そもそも、施設との間で何か事故があったときには、民法の問題というのが基本です。国家賠償法の適用があるケースというのは、市町村が直接園を運営している場合ということであって、そういう基本的な法律の考え方というのは、新しい制度になっても、基本的に変わりません。

もう1つは、「全体的に制度が複雑になるのではないか」ということです。これも、そういうことはありません。

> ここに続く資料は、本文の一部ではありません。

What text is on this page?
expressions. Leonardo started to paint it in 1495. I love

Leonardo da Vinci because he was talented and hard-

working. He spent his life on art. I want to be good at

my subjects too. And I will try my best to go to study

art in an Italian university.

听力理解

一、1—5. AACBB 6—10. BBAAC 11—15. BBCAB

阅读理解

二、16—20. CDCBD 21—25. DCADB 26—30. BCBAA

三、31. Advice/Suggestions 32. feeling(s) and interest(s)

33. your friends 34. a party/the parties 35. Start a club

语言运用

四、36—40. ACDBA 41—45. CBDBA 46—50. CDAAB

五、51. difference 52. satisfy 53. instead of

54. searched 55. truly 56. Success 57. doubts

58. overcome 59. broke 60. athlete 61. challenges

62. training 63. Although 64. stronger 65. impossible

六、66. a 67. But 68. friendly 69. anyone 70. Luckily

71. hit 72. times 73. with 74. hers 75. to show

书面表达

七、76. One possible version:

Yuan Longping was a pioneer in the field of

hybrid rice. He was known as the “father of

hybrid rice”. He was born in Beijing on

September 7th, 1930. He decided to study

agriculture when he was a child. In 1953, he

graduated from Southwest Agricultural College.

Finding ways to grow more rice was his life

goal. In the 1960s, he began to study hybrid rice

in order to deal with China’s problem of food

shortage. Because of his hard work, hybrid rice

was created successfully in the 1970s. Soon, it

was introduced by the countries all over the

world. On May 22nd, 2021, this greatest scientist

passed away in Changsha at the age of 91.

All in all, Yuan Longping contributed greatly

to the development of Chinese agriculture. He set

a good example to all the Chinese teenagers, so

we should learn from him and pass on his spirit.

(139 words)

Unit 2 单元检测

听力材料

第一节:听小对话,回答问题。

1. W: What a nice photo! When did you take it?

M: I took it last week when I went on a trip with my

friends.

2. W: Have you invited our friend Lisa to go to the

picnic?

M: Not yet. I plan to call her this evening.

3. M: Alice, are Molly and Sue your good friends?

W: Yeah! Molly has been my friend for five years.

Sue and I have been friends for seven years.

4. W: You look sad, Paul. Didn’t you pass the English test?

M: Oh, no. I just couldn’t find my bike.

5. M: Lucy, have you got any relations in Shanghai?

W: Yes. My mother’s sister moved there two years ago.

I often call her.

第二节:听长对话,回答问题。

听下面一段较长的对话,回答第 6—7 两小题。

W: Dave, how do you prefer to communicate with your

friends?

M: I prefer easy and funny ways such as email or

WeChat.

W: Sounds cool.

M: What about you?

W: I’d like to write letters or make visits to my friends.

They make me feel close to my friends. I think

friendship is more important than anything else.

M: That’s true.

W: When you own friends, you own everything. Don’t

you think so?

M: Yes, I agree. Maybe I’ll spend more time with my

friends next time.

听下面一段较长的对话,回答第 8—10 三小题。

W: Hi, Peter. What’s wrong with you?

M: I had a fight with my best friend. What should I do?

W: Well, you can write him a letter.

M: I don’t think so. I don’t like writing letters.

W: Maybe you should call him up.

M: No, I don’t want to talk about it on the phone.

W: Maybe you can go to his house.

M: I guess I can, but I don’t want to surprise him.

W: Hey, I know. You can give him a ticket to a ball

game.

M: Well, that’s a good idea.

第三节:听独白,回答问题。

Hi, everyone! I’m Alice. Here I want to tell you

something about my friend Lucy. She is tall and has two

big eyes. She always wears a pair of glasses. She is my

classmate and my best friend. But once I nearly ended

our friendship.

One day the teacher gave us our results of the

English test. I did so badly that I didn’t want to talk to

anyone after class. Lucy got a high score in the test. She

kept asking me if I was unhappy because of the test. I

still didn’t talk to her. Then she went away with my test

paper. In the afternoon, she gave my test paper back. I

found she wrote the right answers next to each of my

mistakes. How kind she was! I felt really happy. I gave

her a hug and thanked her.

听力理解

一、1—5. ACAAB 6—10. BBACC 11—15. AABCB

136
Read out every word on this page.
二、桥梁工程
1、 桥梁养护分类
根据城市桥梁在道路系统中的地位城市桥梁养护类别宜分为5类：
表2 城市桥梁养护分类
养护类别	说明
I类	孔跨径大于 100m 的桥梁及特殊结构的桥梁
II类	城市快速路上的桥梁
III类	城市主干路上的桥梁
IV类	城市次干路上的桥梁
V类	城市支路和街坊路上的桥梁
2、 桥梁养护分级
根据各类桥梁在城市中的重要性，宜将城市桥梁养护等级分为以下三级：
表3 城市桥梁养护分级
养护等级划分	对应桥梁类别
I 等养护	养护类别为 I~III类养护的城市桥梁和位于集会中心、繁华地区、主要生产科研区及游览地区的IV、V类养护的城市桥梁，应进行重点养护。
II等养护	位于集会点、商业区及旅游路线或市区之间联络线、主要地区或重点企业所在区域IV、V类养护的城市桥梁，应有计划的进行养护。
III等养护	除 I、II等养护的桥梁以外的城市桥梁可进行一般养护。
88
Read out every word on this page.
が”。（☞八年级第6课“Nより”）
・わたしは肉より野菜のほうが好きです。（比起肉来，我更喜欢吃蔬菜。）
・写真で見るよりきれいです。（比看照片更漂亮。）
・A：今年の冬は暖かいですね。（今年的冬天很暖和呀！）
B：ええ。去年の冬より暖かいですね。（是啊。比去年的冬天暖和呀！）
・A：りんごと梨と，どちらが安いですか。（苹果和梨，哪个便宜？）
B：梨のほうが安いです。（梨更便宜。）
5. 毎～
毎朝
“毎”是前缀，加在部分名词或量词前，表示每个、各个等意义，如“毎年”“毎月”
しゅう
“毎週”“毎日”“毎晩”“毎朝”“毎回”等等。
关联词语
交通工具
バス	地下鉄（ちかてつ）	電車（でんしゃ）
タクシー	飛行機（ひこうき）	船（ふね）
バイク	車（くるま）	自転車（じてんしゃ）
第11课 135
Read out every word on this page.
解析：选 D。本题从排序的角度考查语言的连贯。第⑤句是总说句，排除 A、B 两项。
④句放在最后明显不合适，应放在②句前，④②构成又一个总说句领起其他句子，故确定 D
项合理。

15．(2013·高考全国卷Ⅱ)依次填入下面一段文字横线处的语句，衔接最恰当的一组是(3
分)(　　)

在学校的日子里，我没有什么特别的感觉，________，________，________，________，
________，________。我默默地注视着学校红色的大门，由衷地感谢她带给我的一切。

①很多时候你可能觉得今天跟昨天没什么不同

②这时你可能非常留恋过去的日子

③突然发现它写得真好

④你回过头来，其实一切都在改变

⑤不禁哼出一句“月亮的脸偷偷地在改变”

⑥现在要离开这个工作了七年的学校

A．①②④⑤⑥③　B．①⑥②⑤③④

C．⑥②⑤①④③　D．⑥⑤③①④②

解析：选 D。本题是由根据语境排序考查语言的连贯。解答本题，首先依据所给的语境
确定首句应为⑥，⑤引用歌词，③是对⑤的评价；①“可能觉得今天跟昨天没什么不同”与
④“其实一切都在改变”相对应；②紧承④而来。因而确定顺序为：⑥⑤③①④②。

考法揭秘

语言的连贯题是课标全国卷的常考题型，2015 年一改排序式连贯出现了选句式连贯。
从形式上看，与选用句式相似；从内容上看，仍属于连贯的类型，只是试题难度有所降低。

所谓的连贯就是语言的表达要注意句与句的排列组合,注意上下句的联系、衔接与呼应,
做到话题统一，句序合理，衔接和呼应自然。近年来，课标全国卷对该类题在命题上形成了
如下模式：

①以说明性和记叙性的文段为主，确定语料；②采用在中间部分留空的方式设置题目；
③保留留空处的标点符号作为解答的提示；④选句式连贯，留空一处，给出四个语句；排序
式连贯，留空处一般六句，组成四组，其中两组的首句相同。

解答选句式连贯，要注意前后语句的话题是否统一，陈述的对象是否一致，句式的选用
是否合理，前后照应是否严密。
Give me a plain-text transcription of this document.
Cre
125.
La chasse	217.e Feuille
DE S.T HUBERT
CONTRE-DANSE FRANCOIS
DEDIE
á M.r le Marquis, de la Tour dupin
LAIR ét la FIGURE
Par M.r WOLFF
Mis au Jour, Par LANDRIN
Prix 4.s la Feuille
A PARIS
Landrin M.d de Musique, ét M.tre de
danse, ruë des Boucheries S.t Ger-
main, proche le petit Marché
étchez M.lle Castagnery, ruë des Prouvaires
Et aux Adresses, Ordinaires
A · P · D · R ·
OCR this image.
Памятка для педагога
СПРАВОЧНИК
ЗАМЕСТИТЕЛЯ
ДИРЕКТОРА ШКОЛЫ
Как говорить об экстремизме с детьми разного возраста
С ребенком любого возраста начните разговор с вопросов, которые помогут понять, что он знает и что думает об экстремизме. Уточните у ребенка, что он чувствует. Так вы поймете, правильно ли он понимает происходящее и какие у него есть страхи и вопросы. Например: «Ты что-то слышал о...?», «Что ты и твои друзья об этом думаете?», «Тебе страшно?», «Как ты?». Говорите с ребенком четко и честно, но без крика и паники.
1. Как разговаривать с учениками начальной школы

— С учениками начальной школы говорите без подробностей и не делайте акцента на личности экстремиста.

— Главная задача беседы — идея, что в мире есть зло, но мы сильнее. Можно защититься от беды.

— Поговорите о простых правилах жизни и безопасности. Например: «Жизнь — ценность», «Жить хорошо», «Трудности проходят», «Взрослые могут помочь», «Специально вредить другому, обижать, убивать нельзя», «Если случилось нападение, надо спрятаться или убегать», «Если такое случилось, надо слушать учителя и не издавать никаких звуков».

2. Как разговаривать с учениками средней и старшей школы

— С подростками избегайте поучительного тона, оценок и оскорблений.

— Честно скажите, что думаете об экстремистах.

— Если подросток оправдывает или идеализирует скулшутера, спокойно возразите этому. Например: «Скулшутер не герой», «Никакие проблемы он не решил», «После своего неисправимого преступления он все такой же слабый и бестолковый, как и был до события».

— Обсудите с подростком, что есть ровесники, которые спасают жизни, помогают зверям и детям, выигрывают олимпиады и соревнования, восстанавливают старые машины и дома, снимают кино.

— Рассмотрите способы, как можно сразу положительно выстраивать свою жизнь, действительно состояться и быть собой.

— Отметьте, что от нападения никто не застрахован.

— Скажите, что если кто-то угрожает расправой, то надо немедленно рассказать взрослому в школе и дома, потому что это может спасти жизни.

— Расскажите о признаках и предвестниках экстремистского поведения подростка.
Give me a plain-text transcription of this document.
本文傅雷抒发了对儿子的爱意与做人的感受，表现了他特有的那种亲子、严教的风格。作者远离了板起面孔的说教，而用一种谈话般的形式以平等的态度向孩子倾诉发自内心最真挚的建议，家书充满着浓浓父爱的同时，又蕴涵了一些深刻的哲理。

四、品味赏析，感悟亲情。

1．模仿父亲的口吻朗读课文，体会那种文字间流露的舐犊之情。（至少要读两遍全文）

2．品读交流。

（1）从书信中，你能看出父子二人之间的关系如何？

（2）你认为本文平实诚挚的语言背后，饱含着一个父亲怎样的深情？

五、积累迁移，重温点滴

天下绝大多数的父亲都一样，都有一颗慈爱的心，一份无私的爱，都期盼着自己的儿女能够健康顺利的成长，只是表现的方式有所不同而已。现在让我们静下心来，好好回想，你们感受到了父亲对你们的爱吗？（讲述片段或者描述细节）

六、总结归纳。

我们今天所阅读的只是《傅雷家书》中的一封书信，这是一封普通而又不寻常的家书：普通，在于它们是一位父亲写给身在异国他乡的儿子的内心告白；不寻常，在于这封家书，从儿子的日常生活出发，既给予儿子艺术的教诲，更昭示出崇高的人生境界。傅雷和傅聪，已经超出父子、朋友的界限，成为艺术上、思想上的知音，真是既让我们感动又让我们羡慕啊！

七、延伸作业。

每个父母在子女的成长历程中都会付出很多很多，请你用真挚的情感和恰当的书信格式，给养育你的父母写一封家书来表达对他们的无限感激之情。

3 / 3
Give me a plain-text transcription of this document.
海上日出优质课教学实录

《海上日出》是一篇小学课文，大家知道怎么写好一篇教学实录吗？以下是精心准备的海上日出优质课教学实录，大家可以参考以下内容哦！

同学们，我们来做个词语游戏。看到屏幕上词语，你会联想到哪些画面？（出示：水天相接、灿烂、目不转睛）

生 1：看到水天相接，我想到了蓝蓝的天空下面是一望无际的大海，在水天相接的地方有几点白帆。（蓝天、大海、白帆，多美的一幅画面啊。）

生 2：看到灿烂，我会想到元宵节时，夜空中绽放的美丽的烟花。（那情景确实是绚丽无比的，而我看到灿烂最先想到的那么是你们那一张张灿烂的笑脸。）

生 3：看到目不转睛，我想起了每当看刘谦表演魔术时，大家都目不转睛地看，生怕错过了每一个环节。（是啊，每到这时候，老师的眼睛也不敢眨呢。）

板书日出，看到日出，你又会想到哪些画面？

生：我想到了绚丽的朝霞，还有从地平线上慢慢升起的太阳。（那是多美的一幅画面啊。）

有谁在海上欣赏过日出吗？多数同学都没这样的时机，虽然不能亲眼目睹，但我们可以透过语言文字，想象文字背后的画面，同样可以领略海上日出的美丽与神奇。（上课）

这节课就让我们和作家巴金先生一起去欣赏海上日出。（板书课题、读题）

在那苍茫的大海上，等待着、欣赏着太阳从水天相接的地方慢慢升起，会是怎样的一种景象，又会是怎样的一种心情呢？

むしろ、いま「認定子ども園」ということで、幼稚園や保育所の色彩が残った形で運営されていて、そのことが二重行政になったり、1つの園の中で、「この子は保育所の子」、「この子は幼稚園の子」とういことで、色分けをしたりしています。かかる経費も、幼稚園分は教育委員会、保育園分は市町村と、分けて請求しなくてはいけないということです。そういった煩雑さ、複雑さというのが、今回なくなって、より一本化されるということです。

そこのところも、かなり誤解があるかもしれません。ただし、「どうしても幼稚園のままでやりたい」というところもありますので、そういうところについて、強制はできません。したがって、幼稚園という形態も多少残るということです。

いろいろな改革をしていく際に、強引に物事を進めることはできません。そういう意味で、若干時間をかけるということになりますが、いつまでも文部科学省、厚生労働省という縦割りを残すのではなく、これを事実上一本化し、そして、自主的にやるのが市町村であり、プラスして7000億というお金を投入して、施設の整備を進めていきます。

「総合こども園」としてできない、小規模施設や事業所内施設といったところにも、一定の要件を満たすものについては、きちんと国や市町村のお金が下りて、利用者の負担を減らします。

大都市にある無認可の保育所についても、一定の基準を満たすものは、今回はこの枠内に取り込んで、しっかりと支援もしていきます。

そういう形で、待機児童をなくし、地方において、子どもの数が減ったことで空きが生じている幼稚園に新しいチャンスをつくる。こういう形の中でできているのが、今回の子ども・子育て新システムの根幹であるということです。

どこまで理解されたか分かりませんが、私なりに懸命に説明しておきました。まだまだ広報が十分行き届いていないなということを、改めて感じた次第です。